Fundamentals

This section covers the core concepts and models in poisson-topicmodels, providing a deeper understanding of topic modeling and the different model variants available.

Fundamentals

Overview of Available Models

The poisson-topicmodels package provides several related models addressing different use cases:

Unsupervised Baseline

  • Poisson Factorization (PF): Discover topics without guidance or external information

Guided Discovery

  • Seeded PF (SPF): Incorporate domain knowledge through keyword priors

Covariate Modeling

  • Covariate PF (CPF): Model how topics are influenced by document-level covariates

  • Covariate Seeded PF (CSPF): Combine covariate effects with keyword guidance

Advanced Models

  • Text-Based Ideal Points (TBIP): Estimate author positions on latent dimensions

  • Structured Text-Based Scaling (STBS): Topic-specific ideal points with author-level covariates

  • Embedded Topic Models (ETM): Integrate pre-trained word embeddings

Which Model Should I Use?

Your question: “I want to discover topics in my text data”

Use: Poisson Factorization (PF) or Seeded PF (SPF)

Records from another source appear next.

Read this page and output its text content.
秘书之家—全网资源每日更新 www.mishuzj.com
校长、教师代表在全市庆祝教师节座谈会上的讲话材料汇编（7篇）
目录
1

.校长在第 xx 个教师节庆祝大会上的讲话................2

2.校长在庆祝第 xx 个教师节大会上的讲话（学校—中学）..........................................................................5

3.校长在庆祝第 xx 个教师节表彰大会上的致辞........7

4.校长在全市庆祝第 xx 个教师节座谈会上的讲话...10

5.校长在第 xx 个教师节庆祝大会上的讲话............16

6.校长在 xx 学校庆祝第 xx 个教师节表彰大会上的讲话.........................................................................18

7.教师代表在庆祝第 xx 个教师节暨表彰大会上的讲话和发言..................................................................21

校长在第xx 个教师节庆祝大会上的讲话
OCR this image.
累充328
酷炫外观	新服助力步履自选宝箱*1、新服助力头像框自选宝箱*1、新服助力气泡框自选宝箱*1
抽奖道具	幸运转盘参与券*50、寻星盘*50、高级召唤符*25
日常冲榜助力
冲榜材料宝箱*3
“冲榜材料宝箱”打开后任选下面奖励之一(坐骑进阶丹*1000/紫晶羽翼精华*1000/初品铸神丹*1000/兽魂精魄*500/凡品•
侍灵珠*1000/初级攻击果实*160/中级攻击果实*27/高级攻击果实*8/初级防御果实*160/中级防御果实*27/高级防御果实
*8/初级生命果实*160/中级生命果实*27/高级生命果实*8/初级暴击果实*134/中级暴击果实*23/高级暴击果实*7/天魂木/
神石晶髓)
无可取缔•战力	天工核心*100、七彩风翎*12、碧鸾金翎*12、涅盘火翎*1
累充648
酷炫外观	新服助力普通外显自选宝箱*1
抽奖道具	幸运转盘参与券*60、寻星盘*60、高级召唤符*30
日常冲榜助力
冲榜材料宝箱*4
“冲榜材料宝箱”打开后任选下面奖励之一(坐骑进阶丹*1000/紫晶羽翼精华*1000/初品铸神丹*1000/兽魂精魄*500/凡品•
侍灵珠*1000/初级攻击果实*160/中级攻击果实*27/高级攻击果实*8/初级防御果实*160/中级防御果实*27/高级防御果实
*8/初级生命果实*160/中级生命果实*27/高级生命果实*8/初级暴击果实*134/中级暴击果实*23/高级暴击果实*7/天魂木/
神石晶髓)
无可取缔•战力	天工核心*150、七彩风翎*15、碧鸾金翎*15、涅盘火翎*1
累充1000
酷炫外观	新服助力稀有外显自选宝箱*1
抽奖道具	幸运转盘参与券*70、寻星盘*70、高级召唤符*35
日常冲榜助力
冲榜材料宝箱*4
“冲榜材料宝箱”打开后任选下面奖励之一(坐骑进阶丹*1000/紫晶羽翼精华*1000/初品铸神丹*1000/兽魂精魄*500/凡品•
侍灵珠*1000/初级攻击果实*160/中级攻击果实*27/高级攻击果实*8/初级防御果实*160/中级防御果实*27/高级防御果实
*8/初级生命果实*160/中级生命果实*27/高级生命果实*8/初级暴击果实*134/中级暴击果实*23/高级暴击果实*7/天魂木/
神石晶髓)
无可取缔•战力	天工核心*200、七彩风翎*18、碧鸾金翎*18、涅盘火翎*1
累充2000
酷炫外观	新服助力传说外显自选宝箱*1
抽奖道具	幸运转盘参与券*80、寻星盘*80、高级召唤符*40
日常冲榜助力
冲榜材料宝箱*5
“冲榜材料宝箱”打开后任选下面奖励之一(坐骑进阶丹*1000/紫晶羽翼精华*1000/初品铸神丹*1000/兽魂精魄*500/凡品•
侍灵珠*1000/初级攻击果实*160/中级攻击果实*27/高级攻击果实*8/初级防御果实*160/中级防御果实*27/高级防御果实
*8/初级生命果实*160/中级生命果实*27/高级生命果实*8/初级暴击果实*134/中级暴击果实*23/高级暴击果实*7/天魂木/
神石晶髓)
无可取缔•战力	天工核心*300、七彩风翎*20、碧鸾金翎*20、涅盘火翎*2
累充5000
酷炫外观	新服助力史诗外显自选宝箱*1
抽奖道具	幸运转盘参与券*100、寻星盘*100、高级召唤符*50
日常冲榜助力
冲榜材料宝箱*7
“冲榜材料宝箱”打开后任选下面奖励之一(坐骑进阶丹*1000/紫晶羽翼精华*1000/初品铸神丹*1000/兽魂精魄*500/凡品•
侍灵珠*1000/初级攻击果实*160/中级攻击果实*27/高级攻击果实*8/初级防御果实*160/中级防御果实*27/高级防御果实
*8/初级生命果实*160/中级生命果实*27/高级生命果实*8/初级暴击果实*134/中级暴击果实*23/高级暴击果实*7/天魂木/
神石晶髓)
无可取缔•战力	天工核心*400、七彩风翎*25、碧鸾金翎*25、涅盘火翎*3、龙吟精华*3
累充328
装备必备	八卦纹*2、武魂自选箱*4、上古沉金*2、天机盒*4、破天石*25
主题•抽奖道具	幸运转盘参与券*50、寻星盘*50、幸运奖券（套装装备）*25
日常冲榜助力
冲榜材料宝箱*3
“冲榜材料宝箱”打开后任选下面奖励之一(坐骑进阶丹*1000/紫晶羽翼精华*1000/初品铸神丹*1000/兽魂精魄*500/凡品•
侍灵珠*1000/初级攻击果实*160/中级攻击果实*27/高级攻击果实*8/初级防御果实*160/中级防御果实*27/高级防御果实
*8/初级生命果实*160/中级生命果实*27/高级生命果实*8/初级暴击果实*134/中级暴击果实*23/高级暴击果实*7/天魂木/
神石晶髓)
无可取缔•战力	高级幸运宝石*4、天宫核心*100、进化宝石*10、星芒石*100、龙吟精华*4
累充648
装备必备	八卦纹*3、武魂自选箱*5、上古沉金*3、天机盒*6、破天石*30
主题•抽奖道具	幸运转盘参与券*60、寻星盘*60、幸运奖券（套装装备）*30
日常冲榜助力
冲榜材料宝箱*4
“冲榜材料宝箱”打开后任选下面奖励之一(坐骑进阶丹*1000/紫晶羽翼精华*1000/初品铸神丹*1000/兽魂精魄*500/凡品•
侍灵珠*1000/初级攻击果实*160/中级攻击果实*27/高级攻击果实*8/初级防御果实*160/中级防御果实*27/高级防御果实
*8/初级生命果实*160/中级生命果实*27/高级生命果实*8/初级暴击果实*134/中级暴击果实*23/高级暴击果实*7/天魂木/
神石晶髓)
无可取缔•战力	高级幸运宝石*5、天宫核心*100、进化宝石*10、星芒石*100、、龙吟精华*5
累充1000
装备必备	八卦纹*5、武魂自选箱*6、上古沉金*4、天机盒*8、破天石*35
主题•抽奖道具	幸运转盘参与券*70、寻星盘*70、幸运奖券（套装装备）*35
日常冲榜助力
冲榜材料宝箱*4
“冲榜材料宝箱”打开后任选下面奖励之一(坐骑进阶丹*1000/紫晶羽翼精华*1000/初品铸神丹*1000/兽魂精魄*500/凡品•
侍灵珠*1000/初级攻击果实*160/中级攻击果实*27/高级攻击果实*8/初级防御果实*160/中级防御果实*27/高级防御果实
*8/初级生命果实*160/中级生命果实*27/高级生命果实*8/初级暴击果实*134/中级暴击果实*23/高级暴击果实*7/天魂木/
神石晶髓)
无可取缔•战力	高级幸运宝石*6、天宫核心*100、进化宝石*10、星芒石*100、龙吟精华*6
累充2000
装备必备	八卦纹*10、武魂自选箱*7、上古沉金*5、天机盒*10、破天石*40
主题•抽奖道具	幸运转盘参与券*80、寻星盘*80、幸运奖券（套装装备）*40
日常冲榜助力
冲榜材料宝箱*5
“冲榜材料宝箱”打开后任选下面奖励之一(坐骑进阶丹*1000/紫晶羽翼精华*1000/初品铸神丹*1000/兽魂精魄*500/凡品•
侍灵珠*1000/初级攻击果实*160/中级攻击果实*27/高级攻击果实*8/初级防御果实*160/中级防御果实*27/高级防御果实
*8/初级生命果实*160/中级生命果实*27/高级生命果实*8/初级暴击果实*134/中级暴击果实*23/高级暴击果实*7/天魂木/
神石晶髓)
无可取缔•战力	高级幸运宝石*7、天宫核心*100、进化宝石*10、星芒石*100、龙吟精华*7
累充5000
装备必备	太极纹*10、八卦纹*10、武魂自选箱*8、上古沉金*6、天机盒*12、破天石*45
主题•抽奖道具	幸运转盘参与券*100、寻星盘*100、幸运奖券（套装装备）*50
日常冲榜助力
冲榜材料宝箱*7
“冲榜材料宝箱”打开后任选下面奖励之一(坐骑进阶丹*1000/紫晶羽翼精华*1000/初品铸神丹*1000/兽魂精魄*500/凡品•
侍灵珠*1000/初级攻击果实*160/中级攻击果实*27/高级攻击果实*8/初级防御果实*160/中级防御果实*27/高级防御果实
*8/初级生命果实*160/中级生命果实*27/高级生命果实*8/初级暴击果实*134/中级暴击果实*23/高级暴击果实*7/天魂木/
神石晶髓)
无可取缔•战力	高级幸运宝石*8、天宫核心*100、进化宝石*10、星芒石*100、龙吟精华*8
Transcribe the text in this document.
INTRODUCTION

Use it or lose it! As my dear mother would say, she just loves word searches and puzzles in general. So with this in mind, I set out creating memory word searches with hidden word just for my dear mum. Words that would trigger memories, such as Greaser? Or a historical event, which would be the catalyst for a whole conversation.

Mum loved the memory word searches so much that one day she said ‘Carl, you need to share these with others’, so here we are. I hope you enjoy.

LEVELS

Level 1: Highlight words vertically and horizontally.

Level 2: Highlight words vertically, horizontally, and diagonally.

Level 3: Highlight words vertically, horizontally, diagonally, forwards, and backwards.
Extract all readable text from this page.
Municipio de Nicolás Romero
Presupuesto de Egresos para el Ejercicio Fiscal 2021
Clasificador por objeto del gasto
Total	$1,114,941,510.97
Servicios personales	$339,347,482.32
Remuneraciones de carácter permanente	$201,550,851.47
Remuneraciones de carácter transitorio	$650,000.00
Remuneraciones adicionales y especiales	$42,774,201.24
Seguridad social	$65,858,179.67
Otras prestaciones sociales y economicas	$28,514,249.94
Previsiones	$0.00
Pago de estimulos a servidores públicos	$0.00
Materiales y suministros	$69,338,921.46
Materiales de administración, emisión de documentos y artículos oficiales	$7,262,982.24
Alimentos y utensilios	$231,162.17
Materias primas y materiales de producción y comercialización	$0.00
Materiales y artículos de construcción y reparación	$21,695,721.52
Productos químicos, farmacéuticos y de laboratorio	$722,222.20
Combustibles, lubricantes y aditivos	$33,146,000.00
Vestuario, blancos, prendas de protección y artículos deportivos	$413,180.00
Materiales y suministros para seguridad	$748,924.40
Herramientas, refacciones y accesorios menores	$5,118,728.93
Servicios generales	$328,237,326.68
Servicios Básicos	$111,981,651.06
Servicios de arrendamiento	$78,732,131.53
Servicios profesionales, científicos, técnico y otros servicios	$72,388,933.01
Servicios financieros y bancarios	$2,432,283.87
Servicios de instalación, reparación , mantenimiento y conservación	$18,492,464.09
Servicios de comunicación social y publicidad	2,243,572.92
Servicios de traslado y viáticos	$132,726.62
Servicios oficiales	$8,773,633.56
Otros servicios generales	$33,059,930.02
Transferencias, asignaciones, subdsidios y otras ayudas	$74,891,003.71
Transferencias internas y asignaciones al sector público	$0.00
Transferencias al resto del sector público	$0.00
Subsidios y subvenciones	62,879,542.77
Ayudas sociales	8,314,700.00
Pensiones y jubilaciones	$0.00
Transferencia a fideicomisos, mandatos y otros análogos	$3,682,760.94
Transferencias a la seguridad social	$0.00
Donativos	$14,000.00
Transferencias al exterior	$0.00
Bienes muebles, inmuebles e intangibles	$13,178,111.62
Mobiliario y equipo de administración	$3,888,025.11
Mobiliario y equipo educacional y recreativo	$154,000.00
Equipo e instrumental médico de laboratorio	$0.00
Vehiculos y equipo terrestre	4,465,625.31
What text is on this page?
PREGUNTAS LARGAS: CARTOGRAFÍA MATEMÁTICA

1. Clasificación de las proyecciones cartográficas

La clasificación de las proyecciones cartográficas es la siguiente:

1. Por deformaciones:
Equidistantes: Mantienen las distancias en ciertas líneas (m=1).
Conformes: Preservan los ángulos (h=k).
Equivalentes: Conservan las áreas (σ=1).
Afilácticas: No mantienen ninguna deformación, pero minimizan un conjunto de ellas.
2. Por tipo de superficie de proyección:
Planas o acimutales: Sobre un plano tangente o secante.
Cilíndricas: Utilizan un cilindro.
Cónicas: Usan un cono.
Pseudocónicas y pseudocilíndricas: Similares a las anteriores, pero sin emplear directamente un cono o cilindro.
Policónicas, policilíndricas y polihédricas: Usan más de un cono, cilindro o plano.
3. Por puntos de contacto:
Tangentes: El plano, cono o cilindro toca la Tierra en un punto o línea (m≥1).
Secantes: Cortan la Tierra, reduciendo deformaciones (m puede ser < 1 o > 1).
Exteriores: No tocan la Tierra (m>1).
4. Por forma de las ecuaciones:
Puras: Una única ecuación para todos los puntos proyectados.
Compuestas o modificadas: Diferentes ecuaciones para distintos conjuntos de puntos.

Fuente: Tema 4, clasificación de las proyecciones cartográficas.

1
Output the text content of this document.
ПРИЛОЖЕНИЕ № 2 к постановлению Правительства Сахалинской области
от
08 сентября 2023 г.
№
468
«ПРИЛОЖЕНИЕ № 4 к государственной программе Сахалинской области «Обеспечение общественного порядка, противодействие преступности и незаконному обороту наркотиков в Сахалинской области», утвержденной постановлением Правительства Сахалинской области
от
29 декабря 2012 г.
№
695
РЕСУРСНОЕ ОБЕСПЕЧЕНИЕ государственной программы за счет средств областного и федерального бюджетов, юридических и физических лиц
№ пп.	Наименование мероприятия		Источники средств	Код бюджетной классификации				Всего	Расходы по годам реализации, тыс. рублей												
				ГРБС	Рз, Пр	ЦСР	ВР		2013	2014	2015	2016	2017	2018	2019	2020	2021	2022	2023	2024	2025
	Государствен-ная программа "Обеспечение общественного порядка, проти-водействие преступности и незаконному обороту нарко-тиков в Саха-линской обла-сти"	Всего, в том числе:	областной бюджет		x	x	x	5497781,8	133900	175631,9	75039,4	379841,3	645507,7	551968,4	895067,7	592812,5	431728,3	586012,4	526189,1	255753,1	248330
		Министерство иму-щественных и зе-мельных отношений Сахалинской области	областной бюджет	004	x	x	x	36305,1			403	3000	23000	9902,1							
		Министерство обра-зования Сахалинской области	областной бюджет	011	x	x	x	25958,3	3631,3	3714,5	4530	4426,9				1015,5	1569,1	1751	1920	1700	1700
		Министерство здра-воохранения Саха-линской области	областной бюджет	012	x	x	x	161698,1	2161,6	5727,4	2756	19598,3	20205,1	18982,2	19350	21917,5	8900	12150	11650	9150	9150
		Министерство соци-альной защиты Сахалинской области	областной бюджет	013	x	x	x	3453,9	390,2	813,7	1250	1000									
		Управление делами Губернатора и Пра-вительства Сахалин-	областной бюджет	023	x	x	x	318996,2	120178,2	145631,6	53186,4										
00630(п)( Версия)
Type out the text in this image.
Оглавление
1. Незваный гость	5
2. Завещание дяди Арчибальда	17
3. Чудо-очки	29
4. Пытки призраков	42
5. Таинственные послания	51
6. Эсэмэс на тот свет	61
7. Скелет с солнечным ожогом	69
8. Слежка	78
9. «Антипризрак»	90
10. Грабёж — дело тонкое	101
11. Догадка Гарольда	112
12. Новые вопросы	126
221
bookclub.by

  • PF if you have no prior knowledge about topics

  • SPF if you can define some keyword seeds for expected topics

Your question: “I want to understand how topics vary by document attributes”

Use: Covariate PF (CPF) or Covariate Seeded PF (CSPF)

  • Use when you have metadata (author, date, category) and want to model how topics are affected by these attributes

Your question: “I want to estimate author or speaker positions”

Use: Text-Based Ideal Points (TBIP) or Structured Text-Based Scaling (STBS)

  • Model ideal points (positions on a latent scale) based on language use

  • Use TBIP for a single latent position per author

  • Use STBS for topic-specific author positions and author-level covariate effects

Your question: “I want to use pre-trained word embeddings”

Use: Embedded Topic Models (ETM)

  • Incorporates semantic information from embeddings like Word2Vec or FastText

  • Often produces more semantically coherent topics

Model Comparison Table

Model Comparison

Model

Unsupervised?

Guides?

Covariates?

Ideal points?

Embeddings?

PF

SPF

✓ (guided)

CPF

CSPF

✓ (guided)

TBIP

STBS

✓ (author-level)

✓ (topic-specific)

ETM

Common Patterns

All models in poisson-topicmodels follow a consistent API:

Create: Initialize with data and parameters

model = PF(counts=counts, vocab=vocab, num_topics=10, batch_size=32)

Train: Fit the model to data

params = model.train_step(num_steps=200, lr=0.01, random_seed=42)

Summarize: Get a quick overview of the fitted model

model.summary()

Extract: Get interpretable results

categories, e_theta = model.return_topics()
beta = model.return_beta()
top_words = model.return_top_words_per_topic(n=10)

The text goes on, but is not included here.